Now obviously, your dog can’t choose to leave the house, but you can consider what time of day your dog likes to walk. If your dog is afraid of dogs and they are taken to a dog park on a Saturday will they be empowered? Or if they are afraid of children, should you take them out after school is finished, when its more likely children will be nearby? Considering when is the most comfortable time to go out, gives your dog choice and sets them up to make positive choices. You may have an idea of where you want to walk but is the walk for you or the dog?


If it’s for you, leave the dog and have your walk. Then go on a walk for your dog. Let them choose the direction they want to go for a change. Let them sniff what they want. A 30-minute walk involving choices and enrichment is far more stimulating and mentally tiring than a 1 hour walk of rushing and pulling your dog along.


Now you can’t allow your dog to meet everyone they want to meet. At the same time, you shouldn’t force your dog to interact with everyone. Let’s be honest, we don’t like everyone, and we choose who we socialize with and spend as little time as possible with people we don’t like, but do our dogs get that choice? If they walk with a group of dogs or go to doggy daycare, are they comfortable being with other dogs? How about people?


Unbeknown to many, dogs do give consent on whether they want to be touched but they are rarely given the choice.
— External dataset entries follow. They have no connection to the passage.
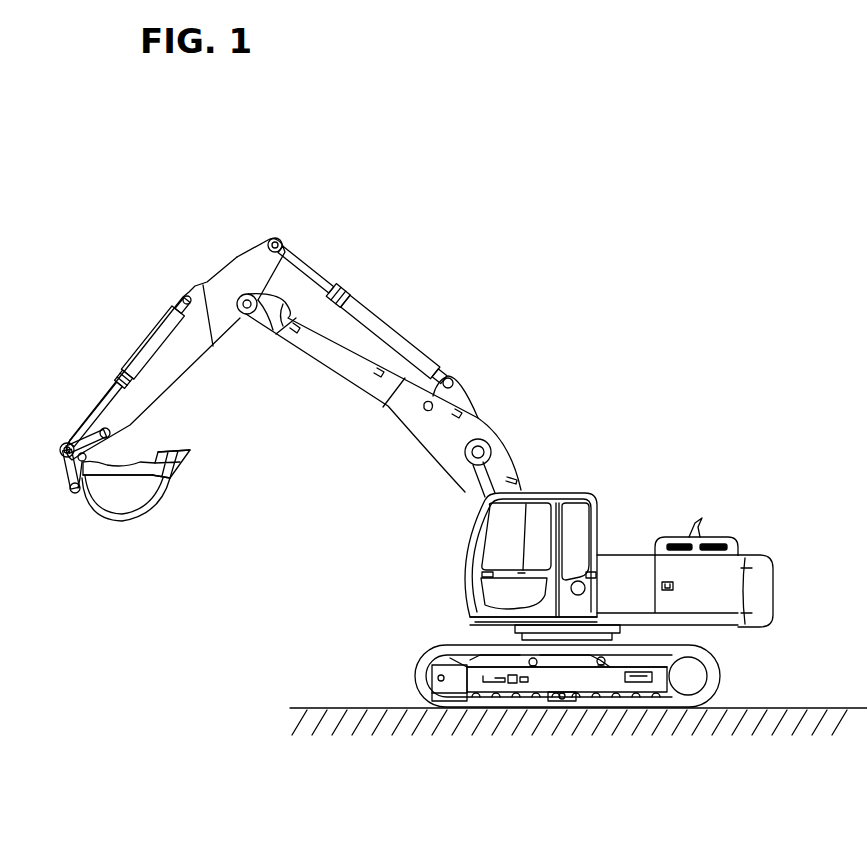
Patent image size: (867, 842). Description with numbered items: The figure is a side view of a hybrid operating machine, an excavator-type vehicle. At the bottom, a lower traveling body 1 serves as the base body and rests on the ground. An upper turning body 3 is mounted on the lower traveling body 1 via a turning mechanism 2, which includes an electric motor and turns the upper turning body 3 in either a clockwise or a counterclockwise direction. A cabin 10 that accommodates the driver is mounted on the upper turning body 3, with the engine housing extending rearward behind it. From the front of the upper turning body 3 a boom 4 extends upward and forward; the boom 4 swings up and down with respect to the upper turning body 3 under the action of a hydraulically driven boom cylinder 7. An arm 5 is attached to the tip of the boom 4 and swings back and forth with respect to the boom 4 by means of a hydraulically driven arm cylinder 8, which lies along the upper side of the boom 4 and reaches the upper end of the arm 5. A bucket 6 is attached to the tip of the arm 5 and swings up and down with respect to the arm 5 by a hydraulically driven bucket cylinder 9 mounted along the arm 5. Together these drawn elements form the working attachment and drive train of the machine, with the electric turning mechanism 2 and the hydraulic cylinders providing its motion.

The lower traveling body 1 is at (412, 680).
The turning mechanism 2 is at (620, 645).
The upper turning body 3 is at (630, 553).
The boom 4 is at (412, 420).
The arm 5 is at (190, 360).
The bucket 6 is at (122, 518).
The boom cylinder 7 is at (487, 483).
The arm cylinder 8 is at (403, 347).
The bucket cylinder 9 is at (147, 348).
The cabin 10 is at (588, 490).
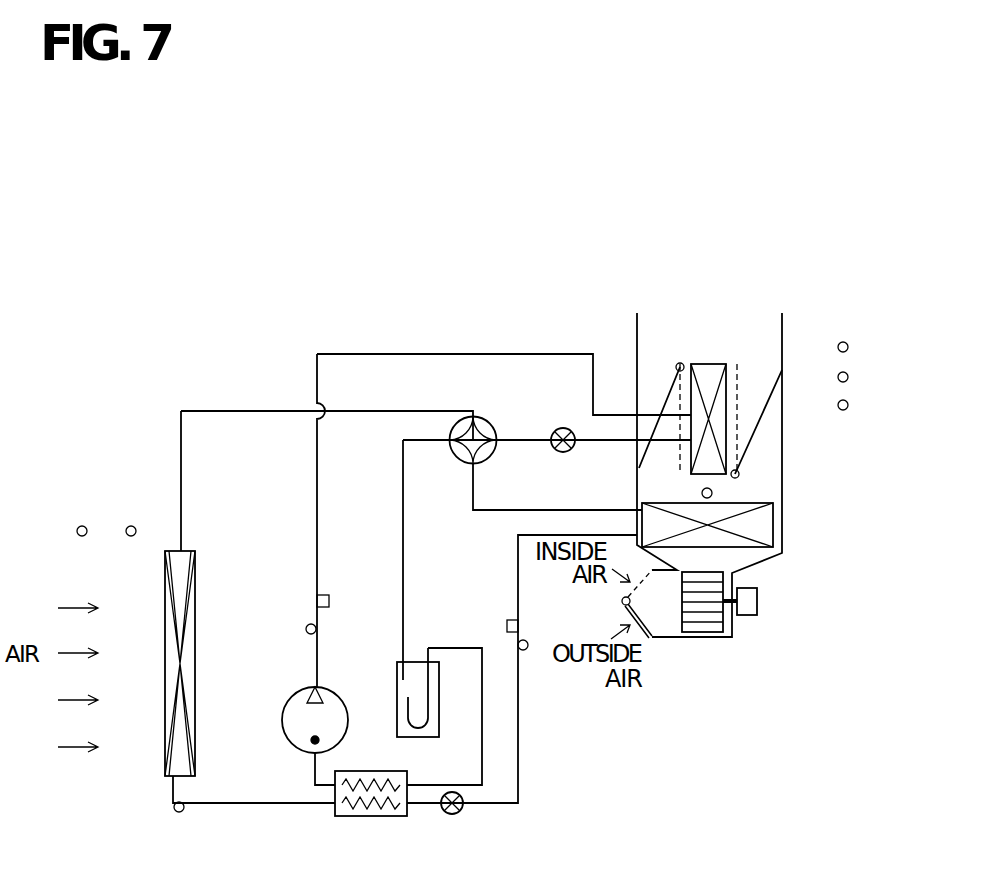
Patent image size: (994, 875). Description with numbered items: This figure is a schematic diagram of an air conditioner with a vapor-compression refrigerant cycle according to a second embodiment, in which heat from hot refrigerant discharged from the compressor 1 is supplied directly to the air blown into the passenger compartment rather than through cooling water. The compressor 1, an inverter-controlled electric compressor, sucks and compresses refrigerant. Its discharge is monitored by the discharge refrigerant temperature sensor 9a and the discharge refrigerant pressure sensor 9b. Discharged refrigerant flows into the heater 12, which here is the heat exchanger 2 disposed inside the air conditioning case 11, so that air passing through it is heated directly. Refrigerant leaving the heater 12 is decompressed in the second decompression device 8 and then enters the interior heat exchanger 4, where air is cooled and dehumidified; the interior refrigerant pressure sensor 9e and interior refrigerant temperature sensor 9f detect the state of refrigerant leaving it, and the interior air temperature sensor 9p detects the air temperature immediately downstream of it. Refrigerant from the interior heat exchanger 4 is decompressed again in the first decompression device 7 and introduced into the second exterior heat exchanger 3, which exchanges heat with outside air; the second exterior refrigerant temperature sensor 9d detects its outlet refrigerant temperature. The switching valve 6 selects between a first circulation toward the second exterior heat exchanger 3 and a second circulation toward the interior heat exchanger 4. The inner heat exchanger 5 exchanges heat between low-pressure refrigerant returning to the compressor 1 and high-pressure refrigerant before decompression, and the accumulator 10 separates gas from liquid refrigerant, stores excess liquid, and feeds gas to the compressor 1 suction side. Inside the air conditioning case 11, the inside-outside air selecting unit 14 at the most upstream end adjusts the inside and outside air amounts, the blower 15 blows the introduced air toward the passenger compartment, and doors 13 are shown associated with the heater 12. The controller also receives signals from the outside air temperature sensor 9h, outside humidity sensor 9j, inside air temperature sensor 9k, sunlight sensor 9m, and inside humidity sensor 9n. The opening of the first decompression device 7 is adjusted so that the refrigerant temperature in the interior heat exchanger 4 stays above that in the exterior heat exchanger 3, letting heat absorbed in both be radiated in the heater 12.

The compressor 1 is at (340, 698).
The first exterior heat exchanger 2 is at (715, 436).
The heater 12 is at (781, 419).
The second exterior heat exchanger 3 is at (165, 612).
The interior heat exchanger 4 is at (762, 532).
The inner heat exchanger 5 is at (378, 817).
The switching valve 6 is at (487, 458).
The first decompression device 7 is at (452, 815).
The second decompression device 8 is at (555, 431).
The discharge refrigerant temperature sensor 9a is at (307, 624).
The discharge refrigerant pressure sensor 9b is at (325, 594).
The second exterior refrigerant temperature sensor 9d is at (184, 811).
The interior refrigerant pressure sensor 9e is at (508, 619).
The interior refrigerant temperature sensor 9f is at (524, 651).
The outside air temperature sensor 9h is at (131, 526).
The outside humidity sensor 9j is at (82, 526).
The inside air temperature sensor 9k is at (838, 347).
The sunlight sensor 9m is at (845, 372).
The inside humidity sensor 9n is at (838, 405).
The interior air temperature sensor 9p is at (712, 493).
The accumulator 10 is at (439, 701).
The air conditioning case 11 is at (782, 470).
The air mix door 13 is at (648, 442).
The inside-outside air selecting unit 14 is at (622, 601).
The blower 15 is at (745, 615).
In our society, we take consent very seriously, but many feel it’s okay to touch a dog without permission from you or the dog, which often results in a bite. Some dogs would soak up the attention from any stranger, but other dogs struggle with being touched by a stranger, particularly when the person sticks their hand in the dogs face. Dogs do not have to be growling and showing their teeth to be uncomfortable with being touched. Some dogs may just freeze, lower their head and tense up.
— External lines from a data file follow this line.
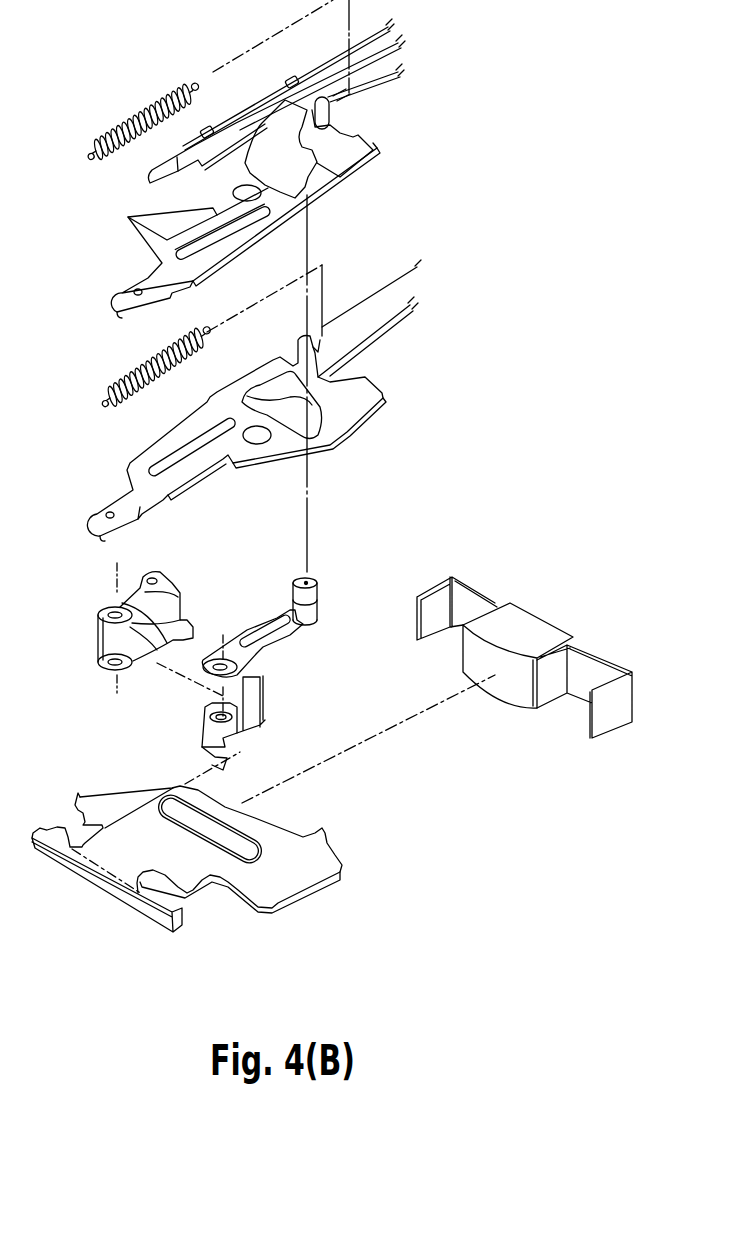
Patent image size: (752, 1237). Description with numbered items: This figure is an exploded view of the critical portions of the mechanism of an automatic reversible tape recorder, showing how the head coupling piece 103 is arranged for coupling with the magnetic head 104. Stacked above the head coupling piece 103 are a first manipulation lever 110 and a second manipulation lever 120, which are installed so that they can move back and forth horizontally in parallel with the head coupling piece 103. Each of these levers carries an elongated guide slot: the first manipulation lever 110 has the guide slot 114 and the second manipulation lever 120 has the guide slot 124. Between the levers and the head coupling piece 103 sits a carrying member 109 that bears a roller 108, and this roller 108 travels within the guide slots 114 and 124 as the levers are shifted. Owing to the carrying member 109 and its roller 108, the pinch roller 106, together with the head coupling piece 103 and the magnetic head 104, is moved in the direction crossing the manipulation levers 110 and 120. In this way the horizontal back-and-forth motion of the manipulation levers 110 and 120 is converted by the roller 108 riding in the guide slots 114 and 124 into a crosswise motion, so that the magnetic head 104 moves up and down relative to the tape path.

The head coupling piece 103 is at (305, 872).
The magnetic head 104 is at (522, 627).
The pinch roller 106 is at (168, 622).
The roller 108 is at (312, 605).
The carrying member 109 is at (270, 695).
The first manipulation lever 110 is at (152, 284).
The guide slot 114 is at (295, 168).
The second manipulation lever 120 is at (117, 494).
The guide slot 124 is at (297, 410).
Ever seen a dog tied to a post outside the shop? How does the dog look? People tend to pity it and go up to fuss it. Even though they have the best intentions, what is wrong with this picture? The dog has no choices. They are tied up and can’t escape and strange people are standing over them and putting their hands in their face, which is very threatening. Having no choices is very disempowering and can result in fear and helplessness. It is unfair to put them in such a helpless position.

We may inadvertently trap our dogs into situations that remove all choice but to fight. This may occur when we give them medication, when we groom them, when we walk them or when we take them to the vets. If we force them to do something we know they hate or fear, then we can expect to see negative behaviour in response and if we punish them, the next time will be even worse. Dogs in these situations, feel they have no choice but to bite and usually its their funeral, even though they felt genuinely threatened.



Removing a dog’s choice is disempowering. What does this really mean? A definition of the word states that it is “the forcible denial by one or more persons in a position of power over the rights and choices of another person or group”. We do have a position of power over our dogs but that doesn’t mean we should abuse it and rule them like overlords. Dogs are intelligent sentient beings that are members of our family. We would never force our family members to do something that causes them fear or discomfort. Instead we would help them and work with them to overcome that fear or discomfort.


Our dogs need the same kindness and empathy. So, the next time your dog doesn’t want to do something or is responding negatively, rather than punishing them, consider why they feel this way and what you can do to help. What choices could you give them that would help them feel better in the situation? What choices can you give them that will enrich their lives?


Allowing your dog to make choices doesn’t mean he will make bad ones. When dogs make choices we perceive as bad, its usually because they didn’t have any choices in the first place.


Remember that the empowerment of your dog is not the disempowerment of you.